Mixture of Experts Made Personalized: Federated Prompt Learning for Vision-Language Models
This addresses the challenge of personalizing lightweight prompts in federated learning for vision-language models, offering an incremental improvement over traditional single-model download methods.
The paper tackles the problem of federated prompt learning for vision-language models by proposing a personalized framework that allows clients to download multiple pre-aggregated prompts as experts, improving alignment with local image data. The result shows efficacy across 9 datasets under various federated settings, with concrete numbers not explicitly provided in the abstract.
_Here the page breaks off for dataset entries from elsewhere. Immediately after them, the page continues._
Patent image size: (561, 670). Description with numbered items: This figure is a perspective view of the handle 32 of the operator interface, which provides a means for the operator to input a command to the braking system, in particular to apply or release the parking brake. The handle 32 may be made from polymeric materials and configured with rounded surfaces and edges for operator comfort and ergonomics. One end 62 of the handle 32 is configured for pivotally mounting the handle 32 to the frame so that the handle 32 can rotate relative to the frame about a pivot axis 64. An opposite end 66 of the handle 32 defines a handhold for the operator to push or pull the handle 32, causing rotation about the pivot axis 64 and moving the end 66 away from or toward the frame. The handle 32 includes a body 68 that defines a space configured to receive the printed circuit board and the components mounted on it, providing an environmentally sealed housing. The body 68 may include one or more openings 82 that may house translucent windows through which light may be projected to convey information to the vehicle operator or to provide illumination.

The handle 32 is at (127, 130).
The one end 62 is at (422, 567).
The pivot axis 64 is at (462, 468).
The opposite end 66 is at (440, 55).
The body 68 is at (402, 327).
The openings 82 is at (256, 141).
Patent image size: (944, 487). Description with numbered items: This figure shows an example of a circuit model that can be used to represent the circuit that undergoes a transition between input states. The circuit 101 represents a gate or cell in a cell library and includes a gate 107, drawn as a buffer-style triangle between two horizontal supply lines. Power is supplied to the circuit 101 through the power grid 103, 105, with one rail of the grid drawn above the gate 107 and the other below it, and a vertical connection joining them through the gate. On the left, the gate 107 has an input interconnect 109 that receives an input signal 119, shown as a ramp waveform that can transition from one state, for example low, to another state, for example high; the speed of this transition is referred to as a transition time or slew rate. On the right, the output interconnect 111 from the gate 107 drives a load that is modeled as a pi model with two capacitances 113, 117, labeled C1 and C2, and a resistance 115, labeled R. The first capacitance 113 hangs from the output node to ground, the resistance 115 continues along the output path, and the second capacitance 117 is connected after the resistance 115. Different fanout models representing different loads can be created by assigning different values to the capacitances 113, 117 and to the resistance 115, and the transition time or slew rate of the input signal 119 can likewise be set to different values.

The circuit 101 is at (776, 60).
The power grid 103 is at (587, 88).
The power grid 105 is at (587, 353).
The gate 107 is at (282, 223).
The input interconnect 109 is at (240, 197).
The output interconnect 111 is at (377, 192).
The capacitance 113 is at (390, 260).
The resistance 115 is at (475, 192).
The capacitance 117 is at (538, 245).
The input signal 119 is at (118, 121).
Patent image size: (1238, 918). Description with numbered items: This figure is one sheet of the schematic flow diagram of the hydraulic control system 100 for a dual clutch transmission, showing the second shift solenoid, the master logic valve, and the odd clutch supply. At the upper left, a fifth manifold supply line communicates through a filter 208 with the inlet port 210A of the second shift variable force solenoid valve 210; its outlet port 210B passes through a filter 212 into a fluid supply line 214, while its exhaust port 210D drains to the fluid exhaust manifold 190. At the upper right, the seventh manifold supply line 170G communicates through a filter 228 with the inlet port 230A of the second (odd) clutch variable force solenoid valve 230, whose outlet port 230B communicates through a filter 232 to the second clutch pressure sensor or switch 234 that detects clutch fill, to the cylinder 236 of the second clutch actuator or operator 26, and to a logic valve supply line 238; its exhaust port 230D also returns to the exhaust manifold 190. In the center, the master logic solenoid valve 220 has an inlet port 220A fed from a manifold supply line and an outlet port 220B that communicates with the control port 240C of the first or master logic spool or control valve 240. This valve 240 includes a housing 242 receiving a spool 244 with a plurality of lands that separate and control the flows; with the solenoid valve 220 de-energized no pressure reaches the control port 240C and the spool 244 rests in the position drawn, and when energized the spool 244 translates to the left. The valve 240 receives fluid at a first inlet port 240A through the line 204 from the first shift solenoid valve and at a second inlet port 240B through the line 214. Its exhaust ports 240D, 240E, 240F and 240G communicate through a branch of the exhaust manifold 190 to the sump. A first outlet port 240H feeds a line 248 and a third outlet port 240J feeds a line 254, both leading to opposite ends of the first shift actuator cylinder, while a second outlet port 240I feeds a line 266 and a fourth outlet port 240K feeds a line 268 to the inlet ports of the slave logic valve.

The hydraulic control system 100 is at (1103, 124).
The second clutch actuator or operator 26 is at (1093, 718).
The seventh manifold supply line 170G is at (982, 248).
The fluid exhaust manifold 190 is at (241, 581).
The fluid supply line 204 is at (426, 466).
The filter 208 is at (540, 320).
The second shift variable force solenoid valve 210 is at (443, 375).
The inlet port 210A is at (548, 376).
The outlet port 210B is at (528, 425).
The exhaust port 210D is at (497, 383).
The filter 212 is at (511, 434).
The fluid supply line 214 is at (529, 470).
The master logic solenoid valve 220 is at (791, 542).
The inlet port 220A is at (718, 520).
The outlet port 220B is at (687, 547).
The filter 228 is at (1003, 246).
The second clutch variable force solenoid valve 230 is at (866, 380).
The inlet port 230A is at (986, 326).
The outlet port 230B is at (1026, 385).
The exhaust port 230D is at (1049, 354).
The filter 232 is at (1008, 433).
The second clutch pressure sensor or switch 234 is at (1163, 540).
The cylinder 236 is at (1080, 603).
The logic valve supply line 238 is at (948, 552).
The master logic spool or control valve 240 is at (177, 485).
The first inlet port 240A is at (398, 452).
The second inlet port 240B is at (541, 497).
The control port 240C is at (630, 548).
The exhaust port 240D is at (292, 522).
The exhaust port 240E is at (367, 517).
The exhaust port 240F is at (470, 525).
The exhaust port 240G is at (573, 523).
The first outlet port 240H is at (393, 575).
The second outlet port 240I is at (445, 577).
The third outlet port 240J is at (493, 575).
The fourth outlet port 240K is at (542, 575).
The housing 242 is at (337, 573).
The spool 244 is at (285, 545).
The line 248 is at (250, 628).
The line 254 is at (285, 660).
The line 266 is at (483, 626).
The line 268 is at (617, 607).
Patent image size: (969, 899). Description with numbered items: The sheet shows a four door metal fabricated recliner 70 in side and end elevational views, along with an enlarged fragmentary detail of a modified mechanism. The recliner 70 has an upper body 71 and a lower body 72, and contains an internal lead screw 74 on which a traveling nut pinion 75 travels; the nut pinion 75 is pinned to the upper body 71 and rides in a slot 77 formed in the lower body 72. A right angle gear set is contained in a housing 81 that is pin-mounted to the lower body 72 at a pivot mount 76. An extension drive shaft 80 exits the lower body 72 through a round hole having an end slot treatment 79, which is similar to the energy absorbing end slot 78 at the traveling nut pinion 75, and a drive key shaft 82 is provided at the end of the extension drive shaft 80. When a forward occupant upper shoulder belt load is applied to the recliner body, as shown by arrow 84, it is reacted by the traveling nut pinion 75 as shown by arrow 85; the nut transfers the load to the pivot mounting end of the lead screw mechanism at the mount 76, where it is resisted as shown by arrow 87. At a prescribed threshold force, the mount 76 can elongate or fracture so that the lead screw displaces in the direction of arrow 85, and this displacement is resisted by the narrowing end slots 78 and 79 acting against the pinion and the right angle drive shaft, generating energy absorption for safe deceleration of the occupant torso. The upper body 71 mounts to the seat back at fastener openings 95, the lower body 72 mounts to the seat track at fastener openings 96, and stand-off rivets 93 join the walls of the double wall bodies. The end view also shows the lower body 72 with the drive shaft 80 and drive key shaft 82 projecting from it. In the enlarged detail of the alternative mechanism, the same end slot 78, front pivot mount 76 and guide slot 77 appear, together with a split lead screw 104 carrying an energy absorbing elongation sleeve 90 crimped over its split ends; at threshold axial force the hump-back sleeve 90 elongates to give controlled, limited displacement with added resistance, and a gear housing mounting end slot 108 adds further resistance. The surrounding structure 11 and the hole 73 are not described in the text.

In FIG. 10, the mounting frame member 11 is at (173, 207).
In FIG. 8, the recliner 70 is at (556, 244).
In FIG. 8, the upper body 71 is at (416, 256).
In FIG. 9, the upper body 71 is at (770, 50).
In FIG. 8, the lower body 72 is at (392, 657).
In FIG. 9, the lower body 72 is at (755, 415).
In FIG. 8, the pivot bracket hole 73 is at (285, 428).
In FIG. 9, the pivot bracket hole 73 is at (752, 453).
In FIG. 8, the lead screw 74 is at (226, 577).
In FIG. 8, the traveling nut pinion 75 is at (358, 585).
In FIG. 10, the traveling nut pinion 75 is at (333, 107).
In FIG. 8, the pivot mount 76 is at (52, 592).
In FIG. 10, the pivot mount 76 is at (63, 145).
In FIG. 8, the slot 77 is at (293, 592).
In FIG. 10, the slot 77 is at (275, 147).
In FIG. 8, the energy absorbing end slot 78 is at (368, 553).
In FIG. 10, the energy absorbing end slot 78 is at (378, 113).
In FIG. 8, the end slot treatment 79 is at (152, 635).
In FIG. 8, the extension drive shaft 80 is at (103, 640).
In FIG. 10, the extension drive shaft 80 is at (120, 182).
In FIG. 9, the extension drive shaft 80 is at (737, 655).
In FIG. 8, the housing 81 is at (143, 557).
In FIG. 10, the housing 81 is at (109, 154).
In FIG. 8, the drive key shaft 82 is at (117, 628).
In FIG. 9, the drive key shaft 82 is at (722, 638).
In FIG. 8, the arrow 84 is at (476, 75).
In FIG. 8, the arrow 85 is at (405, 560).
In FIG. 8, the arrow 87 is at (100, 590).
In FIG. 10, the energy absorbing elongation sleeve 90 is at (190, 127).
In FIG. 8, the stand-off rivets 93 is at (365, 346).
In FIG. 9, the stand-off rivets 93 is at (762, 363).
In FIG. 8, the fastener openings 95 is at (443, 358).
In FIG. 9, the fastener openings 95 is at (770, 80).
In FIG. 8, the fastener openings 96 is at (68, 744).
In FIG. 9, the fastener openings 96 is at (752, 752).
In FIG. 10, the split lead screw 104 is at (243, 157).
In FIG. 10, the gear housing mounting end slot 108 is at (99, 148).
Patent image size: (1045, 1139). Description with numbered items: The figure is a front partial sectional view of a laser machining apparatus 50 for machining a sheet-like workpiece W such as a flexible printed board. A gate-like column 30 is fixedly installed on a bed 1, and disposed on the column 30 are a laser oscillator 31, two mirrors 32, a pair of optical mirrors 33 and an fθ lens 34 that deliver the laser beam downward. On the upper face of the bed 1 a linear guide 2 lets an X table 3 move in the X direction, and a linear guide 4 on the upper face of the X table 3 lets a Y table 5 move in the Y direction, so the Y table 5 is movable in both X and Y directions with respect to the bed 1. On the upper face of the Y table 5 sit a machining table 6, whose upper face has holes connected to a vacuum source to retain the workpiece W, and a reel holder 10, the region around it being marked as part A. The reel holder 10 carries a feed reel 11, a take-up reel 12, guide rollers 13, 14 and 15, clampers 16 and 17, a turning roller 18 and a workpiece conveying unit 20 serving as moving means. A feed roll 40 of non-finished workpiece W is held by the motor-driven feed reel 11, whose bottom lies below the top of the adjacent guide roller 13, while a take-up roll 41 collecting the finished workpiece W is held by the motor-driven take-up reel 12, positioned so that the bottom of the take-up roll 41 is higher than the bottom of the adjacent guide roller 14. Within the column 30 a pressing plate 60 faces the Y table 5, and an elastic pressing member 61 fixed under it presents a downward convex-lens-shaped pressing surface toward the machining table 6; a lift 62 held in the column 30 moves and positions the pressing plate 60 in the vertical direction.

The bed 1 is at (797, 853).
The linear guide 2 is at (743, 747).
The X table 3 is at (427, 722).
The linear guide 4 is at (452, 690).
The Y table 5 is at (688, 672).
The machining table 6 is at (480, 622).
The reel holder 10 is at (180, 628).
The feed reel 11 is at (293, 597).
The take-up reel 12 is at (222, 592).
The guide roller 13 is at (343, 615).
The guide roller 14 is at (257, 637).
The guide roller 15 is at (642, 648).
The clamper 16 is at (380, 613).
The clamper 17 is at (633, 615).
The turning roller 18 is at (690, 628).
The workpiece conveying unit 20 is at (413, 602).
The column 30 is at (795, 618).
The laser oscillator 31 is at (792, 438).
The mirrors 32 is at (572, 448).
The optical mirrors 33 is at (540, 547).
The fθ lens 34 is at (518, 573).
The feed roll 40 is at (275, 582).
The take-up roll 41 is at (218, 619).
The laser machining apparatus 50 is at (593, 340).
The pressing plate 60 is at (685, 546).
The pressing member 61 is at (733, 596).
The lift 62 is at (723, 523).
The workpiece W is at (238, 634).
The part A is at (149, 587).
Federated prompt learning benefits federated learning with CLIP-like Vision-Language Model's (VLM's) robust representation learning ability through prompt learning. However, current federated prompt learning methods are habitually restricted to the traditional FL paradigm, where the participating clients are generally only allowed to download a single globally aggregated model from the server. While justifiable for training full-sized models under federated settings, in this work, we argue that this paradigm is ill-suited for lightweight prompts. By facilitating the clients to download multiple pre-aggregated prompts as fixed non-local experts, we propose Personalized Federated Mixture of Adaptive Prompts (pFedMoAP), a novel FL framework that personalizes the prompt learning process through the lens of Mixture of Experts (MoE). pFedMoAP implements a local attention-based gating network that learns to generate enhanced text features for better alignment with local image data, benefiting from both local and downloaded non-local adaptive prompt experts. Extensive experiments on 9 datasets under various federated settings demonstrate the efficacy of the proposed pFedMoAP algorithm. The code is available at https://github.com/ljaiverson/pFedMoAP.